I see cities as organisms, as living creatures. To me Madrid is a man and Barcelona is a woman. And it's a woman who's extremely vain. One of the great Catalan poets, Joan Maragall, wrote this famous poem in which he called Barcelona the great enchantress, or some kind of sorceress, and in which the city has this dark enticing presence that seduces and lures people. I think Barcelona has a lot of that.

CARLOS RUIZ ZAFON

The Independent, Jun. 24, 2012


The American city should be a collection of communities where every member has a right to belong. It should be a place where every man feels safe on his streets and in the house of his friends. It should be a place where each individual’s dignity and self-respect is strengthened by the respect and affection of his neighbors. It should be a place where each of us can find the satisfaction and warmth which comes from being a member of the community of man. This is what man sought at the dawn of civilization. It is what we seek today.

LYNDON B. JOHNSON

speech to Congress, Mar. 2, 1965


I live not in myself, but I become
Portion of that around me; and to me
High mountains are a feeling, but the hum
Of human cities torture.

LORD BYRON

Childe Harold's Pilgrimage


Man loves man so much that when he flees the city, it is still to seek the crowd, that is, to rebuild the city in the country.

CHARLES BAUDELAIRE

My Heart Laid Bare


The people are the city.

WILLIAM SHAKESPEARE

Coriolanus


Ideal cities are very much the product of their own ages.

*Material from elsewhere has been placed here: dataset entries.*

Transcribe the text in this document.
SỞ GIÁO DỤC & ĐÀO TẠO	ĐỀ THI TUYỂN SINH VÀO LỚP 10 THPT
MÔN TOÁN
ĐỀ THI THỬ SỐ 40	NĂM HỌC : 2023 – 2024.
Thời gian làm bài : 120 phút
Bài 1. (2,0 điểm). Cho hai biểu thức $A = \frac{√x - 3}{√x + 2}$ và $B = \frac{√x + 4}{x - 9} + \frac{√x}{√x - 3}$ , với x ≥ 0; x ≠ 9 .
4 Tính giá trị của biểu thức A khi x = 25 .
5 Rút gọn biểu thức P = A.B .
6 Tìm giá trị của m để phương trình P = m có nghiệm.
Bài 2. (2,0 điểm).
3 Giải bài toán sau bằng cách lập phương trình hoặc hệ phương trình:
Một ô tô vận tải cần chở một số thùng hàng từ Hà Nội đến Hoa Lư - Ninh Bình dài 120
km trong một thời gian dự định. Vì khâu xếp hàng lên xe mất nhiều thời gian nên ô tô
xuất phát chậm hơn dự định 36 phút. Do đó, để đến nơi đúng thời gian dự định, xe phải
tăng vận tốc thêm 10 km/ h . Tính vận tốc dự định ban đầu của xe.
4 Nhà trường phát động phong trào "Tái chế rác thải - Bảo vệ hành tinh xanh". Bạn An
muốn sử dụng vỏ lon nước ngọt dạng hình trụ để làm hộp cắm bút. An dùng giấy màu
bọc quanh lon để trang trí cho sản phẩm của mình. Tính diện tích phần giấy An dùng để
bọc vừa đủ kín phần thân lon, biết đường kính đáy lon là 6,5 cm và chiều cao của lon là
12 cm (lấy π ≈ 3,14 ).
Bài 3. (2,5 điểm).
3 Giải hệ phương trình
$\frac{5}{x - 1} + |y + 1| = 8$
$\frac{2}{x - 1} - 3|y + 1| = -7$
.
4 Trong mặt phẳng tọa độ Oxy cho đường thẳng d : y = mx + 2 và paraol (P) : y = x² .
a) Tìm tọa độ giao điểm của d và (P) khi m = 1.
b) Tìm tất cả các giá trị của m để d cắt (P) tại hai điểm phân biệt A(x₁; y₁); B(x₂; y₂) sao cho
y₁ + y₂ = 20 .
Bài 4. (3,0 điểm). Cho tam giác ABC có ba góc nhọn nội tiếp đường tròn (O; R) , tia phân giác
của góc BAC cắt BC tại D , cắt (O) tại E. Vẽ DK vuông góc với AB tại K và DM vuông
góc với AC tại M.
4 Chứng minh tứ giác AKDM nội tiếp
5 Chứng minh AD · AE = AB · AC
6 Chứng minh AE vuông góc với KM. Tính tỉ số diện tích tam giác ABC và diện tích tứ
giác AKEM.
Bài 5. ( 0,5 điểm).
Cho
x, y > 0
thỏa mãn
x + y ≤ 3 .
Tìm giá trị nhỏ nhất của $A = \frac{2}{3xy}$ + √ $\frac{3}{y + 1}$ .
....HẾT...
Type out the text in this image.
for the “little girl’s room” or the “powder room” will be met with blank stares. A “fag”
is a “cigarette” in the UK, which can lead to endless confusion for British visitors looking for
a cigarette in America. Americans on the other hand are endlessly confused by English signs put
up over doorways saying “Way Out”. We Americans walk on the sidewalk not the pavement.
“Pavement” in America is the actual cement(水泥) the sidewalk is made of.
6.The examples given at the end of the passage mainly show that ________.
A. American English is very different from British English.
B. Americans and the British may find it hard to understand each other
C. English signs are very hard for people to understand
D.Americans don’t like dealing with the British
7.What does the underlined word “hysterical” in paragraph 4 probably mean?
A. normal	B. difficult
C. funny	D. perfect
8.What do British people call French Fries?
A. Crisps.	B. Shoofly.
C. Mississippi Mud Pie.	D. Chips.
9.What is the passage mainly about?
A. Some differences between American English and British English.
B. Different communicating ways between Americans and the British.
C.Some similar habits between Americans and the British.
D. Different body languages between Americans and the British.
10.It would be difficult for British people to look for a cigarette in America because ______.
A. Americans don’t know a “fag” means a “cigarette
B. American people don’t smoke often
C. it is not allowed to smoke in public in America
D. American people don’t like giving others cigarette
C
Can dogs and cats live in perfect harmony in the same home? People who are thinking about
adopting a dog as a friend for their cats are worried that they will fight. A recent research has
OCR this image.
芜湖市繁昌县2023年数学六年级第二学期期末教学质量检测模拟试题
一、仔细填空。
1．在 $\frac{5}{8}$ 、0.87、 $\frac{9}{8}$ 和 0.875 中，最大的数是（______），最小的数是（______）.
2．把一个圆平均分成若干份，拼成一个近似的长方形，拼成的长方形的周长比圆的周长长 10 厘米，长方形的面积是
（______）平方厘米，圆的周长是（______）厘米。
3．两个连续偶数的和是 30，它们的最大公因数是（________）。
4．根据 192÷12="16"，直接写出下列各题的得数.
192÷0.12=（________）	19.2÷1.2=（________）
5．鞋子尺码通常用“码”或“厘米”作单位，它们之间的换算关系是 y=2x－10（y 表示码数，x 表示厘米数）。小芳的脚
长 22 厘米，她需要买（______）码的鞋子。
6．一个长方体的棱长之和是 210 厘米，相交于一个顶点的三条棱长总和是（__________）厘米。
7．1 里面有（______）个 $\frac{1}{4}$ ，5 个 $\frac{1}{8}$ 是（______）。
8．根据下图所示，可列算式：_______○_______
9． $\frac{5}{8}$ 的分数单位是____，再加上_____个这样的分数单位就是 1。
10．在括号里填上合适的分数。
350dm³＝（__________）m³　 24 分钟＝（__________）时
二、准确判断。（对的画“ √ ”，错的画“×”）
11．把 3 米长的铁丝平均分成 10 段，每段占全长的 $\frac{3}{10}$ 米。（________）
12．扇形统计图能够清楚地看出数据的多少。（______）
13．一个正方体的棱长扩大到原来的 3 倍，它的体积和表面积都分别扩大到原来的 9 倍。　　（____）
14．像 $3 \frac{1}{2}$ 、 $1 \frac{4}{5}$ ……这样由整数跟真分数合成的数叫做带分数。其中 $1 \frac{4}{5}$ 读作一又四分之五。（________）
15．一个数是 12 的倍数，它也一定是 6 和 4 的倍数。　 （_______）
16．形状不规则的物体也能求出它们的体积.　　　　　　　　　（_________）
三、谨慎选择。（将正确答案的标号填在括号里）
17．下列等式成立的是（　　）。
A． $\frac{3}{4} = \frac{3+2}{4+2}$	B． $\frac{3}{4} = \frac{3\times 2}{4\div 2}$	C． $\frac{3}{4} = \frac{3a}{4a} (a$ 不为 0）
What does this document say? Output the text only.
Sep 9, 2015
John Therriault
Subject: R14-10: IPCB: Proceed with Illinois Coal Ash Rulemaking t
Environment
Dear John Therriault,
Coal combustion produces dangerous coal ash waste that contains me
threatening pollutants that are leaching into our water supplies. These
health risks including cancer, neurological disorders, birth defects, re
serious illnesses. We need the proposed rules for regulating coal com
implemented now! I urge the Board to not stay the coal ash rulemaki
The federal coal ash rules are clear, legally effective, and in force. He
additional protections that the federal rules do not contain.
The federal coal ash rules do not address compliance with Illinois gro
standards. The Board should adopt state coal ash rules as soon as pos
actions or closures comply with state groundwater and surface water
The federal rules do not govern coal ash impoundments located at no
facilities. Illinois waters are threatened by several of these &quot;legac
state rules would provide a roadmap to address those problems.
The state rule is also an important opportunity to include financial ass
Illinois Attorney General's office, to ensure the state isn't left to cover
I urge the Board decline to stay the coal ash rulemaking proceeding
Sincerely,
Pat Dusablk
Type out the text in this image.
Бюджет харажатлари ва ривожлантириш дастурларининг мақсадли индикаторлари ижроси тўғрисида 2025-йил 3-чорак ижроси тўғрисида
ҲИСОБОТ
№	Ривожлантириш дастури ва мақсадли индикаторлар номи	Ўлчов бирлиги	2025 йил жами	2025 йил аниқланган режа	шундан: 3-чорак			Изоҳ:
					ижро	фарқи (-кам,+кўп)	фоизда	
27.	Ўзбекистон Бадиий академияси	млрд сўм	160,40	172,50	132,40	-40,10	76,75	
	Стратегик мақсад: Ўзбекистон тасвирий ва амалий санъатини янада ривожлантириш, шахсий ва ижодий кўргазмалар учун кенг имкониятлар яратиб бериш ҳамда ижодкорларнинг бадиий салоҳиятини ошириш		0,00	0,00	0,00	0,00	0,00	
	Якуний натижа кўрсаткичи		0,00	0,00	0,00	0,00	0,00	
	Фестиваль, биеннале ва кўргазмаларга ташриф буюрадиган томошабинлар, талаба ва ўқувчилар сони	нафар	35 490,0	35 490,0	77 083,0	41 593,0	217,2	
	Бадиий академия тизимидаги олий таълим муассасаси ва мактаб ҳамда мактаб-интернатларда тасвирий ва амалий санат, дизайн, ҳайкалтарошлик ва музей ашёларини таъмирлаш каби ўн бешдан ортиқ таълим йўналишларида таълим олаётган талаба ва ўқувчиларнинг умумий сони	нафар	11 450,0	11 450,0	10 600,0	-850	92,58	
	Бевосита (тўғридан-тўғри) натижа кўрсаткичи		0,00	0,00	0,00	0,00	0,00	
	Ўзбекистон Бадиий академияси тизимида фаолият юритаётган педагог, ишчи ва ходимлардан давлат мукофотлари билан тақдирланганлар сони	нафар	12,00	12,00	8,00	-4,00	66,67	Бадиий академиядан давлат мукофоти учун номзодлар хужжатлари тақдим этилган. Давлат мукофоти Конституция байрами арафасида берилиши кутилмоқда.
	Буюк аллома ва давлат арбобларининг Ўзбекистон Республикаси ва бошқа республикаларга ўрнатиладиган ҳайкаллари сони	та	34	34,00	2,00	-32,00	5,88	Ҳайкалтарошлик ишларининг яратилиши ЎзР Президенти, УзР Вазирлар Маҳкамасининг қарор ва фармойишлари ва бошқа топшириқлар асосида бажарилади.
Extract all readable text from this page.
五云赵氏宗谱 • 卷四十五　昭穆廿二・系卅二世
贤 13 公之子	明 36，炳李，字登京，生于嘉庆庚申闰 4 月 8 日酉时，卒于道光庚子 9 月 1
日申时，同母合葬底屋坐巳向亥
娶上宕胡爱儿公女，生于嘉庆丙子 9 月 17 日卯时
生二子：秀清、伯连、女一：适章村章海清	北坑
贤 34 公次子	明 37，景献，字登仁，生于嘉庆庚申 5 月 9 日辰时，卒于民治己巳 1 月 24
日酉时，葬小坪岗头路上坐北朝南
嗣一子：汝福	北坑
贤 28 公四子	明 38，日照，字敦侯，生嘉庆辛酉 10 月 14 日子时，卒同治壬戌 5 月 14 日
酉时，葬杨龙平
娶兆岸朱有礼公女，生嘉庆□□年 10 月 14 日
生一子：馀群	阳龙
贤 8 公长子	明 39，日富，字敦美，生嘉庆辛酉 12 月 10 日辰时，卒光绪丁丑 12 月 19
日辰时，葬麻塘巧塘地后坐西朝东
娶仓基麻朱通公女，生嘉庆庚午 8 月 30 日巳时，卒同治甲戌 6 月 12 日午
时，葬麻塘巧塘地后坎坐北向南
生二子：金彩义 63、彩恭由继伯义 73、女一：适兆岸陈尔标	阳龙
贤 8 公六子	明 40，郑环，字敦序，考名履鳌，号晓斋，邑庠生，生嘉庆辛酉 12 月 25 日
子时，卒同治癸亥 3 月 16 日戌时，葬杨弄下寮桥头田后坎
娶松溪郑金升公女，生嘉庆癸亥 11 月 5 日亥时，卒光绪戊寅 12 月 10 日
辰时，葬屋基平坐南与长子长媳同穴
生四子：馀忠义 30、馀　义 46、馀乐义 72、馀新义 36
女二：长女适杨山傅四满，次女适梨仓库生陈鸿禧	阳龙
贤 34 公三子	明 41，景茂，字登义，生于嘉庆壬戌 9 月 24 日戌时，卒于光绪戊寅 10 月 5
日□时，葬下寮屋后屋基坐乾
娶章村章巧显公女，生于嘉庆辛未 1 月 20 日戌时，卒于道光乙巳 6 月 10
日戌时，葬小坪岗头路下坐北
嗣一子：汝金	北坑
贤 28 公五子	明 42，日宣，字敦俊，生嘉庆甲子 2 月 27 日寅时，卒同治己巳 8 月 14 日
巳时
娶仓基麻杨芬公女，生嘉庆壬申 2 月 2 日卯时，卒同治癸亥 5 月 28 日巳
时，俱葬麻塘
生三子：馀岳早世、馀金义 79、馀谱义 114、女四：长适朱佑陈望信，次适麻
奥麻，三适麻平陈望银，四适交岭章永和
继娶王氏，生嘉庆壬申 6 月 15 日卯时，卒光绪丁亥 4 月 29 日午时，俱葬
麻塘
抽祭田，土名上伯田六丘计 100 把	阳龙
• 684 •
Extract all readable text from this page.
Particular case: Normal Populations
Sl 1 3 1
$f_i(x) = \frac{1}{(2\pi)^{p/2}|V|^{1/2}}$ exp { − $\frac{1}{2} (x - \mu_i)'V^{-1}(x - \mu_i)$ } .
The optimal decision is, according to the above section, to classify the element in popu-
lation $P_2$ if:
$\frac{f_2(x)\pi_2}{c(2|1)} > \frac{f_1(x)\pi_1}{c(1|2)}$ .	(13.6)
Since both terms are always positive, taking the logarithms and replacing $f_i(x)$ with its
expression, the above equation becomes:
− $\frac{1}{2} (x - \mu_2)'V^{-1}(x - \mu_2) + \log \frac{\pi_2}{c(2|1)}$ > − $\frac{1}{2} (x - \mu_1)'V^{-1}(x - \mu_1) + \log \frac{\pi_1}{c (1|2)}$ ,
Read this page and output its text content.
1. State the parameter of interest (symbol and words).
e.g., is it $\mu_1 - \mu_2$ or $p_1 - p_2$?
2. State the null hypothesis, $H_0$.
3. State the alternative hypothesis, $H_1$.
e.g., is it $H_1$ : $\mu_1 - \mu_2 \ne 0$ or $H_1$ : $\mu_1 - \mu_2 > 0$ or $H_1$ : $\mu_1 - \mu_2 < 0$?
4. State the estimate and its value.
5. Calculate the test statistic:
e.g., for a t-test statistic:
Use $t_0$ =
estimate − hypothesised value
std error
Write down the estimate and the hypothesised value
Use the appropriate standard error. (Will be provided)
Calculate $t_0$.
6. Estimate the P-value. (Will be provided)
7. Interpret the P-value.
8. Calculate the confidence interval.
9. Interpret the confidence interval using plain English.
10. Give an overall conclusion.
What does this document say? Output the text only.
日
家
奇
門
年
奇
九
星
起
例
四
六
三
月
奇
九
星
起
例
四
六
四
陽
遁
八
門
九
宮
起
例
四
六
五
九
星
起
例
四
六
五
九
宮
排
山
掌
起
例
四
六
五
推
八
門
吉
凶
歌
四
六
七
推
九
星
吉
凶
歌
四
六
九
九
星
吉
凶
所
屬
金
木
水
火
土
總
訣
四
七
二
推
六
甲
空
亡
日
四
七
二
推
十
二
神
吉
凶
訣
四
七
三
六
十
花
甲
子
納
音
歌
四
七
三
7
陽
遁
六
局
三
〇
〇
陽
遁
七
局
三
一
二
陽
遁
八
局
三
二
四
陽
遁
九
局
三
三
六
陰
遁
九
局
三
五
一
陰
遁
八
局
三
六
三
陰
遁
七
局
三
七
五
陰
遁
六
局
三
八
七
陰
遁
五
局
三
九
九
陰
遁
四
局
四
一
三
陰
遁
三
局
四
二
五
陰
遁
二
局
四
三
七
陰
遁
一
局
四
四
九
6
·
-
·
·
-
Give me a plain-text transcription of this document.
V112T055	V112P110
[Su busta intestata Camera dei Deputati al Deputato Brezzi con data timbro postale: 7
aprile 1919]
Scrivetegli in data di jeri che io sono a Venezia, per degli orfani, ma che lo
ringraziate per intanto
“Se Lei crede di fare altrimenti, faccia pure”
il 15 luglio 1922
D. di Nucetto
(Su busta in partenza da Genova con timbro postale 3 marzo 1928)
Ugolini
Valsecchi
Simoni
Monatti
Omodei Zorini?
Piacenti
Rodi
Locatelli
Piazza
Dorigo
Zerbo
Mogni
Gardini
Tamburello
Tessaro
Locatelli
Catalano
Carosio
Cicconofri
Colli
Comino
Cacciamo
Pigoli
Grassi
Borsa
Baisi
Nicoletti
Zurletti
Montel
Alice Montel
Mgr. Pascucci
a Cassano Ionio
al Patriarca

Designed as complete urban statements, they bear the unmistakable imprint of their own culture and world view in every street and building. And yet to be successful a city has to be open to continuous development, free to evolve and grow with the demands of new times. Like science fiction accounts of the future, ideal cities quickly become outmoded.

P. D. SMITH

City: A Guidebook for the Urban Age


They can print statistics and count the populations in hundreds of thousands, but to each man a city consists of no more than a few streets, a few houses, a few people. Remove those few and a city exists no longer except as a pain in the memory, like a pain of an amputated leg no longer there.

GRAHAM GREENE

Our Man in Havana


A twofold national problem is how to preserve the wilderness in the country and get rid of the jungle in the cities.

BILL VAUGHAN

attributed, 20,000 Quips & Quotes


Cities were built to measure time, to remove time from nature. There's an endless counting down.... When you strip away all the surfaces, when you see into it, what's left is terror. This is the thing that literature was meant to cure. The epic poem, the bedtime story.

DON DELILLO

Point Omega


In the Big City a man will disappear with the suddenness and completeness of the flame of a candle that is blown out. All the agencies of inquisition--the hounds of the trail, the sleuths of the city's labyrinths, the closet detectives of theory and induction--will be invoked to the search. Most often the man's face will be seen no more. Sometimes he will reappear in Sheboygan or in the wilds of Terre Haute, calling himself one of the synonyms of "Smith," and without memory of events up to a certain time, including his grocer's bill. Sometimes it will be found, after dragging the rivers, and polling the restaurants to see if he may be waiting for a well-done sirloin, that he has moved next door.

O. HENRY

"The Sleuths"


You could live in a city, be one of its inhabitants, without comprehending or being part of its wider picture. Like mice living in a human house--it was their address, but that didn't mean they had rights, that they had to be viewed with anything more than benign amusement, that they weren't fair game for cats or traps.